2. One point that weakly supports this model: schizophrenics and other people who lose touch with reality sometimes suffer so-called delusions of grandeur. When the mind becomes detached from reality (loses its 'brake'), it is free to assign itself as high a status as it can imagine, and ends up assuming it's Napoleon or Jesus or something like that.
Here's a piece that I think you're missing: identity and status are related, but not equivalent.
Identity is about living up to a social standard or ideal for a role that defines your place in the tribe. Living up to "your" ideals (i.e., the tribe's standard for the role) produces good feelings.
Let's say that a tribe has hunters, gatherers, warriors, shamans, and healers. Each subgroup (subculture?) has a set of practices, sayings, beliefs, values, etc. that are unique to that subgroup role. In order for an individual to occupy a productive specialization, they have to learn (and be motivated to embody) these standards and practices.

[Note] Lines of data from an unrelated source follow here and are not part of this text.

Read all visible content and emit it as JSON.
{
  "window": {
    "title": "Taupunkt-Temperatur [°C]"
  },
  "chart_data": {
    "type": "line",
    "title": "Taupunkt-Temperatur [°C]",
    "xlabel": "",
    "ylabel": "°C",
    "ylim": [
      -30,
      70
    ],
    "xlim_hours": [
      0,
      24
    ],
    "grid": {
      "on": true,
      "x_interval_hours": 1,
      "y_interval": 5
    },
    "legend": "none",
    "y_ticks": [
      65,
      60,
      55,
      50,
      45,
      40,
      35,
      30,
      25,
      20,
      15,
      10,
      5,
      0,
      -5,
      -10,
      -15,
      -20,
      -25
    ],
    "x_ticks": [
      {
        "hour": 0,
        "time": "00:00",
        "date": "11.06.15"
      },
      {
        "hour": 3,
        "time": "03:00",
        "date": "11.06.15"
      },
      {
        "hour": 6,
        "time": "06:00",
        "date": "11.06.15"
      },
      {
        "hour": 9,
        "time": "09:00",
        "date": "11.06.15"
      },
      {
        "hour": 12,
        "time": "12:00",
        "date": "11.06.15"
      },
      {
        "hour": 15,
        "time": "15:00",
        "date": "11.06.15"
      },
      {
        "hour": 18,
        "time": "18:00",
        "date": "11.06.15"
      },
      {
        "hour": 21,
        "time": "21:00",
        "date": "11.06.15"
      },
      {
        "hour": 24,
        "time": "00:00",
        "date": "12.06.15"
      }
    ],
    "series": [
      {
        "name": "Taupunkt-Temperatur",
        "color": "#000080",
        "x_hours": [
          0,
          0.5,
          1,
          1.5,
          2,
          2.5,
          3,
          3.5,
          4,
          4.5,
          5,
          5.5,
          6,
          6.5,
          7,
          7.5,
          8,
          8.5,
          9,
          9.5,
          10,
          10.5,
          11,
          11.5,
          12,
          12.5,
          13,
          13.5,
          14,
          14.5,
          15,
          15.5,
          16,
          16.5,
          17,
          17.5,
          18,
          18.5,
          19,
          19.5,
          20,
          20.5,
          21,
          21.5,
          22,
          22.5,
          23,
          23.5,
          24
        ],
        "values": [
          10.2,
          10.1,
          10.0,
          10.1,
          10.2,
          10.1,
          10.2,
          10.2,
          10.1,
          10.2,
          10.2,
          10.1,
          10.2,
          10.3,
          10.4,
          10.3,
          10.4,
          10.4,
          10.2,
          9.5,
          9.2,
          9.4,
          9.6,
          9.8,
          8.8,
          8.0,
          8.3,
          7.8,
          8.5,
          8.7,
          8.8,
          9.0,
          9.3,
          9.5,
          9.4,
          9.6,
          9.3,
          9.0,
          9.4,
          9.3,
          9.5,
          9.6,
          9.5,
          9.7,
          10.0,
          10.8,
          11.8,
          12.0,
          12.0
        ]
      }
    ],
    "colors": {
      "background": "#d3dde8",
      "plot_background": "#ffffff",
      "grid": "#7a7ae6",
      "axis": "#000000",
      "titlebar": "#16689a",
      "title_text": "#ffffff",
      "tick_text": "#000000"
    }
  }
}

Also notice that what's high-status behavior for each subgroup is different; behavior that's honored when done by a shaman would be laughed at (or worse) in a hunter.
Thus, we get the all-too-human phenomena of conforming non-conformists, status-seeking behavior by people who claim that all status is beneath them, etc.
So, I think you're on the right general track, but missing a more specific mechanism that more closely explains why this type of behavior is rewarded. It's not status-seeking per se, it's "living up to ideals". Conspiracy theorists are emulating the ideal of a revolutionary truthseeker... and so, perhaps are most of us here. ;-)
Thing is, it's not the specific behaviors or results that are rewarded by this mechanism; it's attitudes, emotions, and other fuzzy stuff like that. So, you can be a really fuzzy thinker and still pride yourself on being a brilliant seeker of truth... in attitude. (Presumably, in the ancestral environment, your actual skill calibration would occur via real-world feedback and the not-so-gentle correction of your peers or mentors; but the motivation to persist in the learning would come via the pride-of-identity mechanism.)
Priming research, btw, shows that when we're reminded of the subgroups we belong to, our behaviors tend to conform to ideals or stereotypes of those subgroups -- IOW, identity, not status, is the key to stereotypical behavior. (And incidentally, it's a mild refutation of the idea that status needs drive everything. Human beings do have other motivators.)
One way to think about these ideas about identity and roles is in the context of a more general theory I want to suggest: that there is a recurring set of conditions under which of games of costly signaling of the ability to resemble prototypes of a category tend to evolve convergently.
Such a theory might be consistent with the results from experiments on attractiveness of facial symmetry and facial averageness.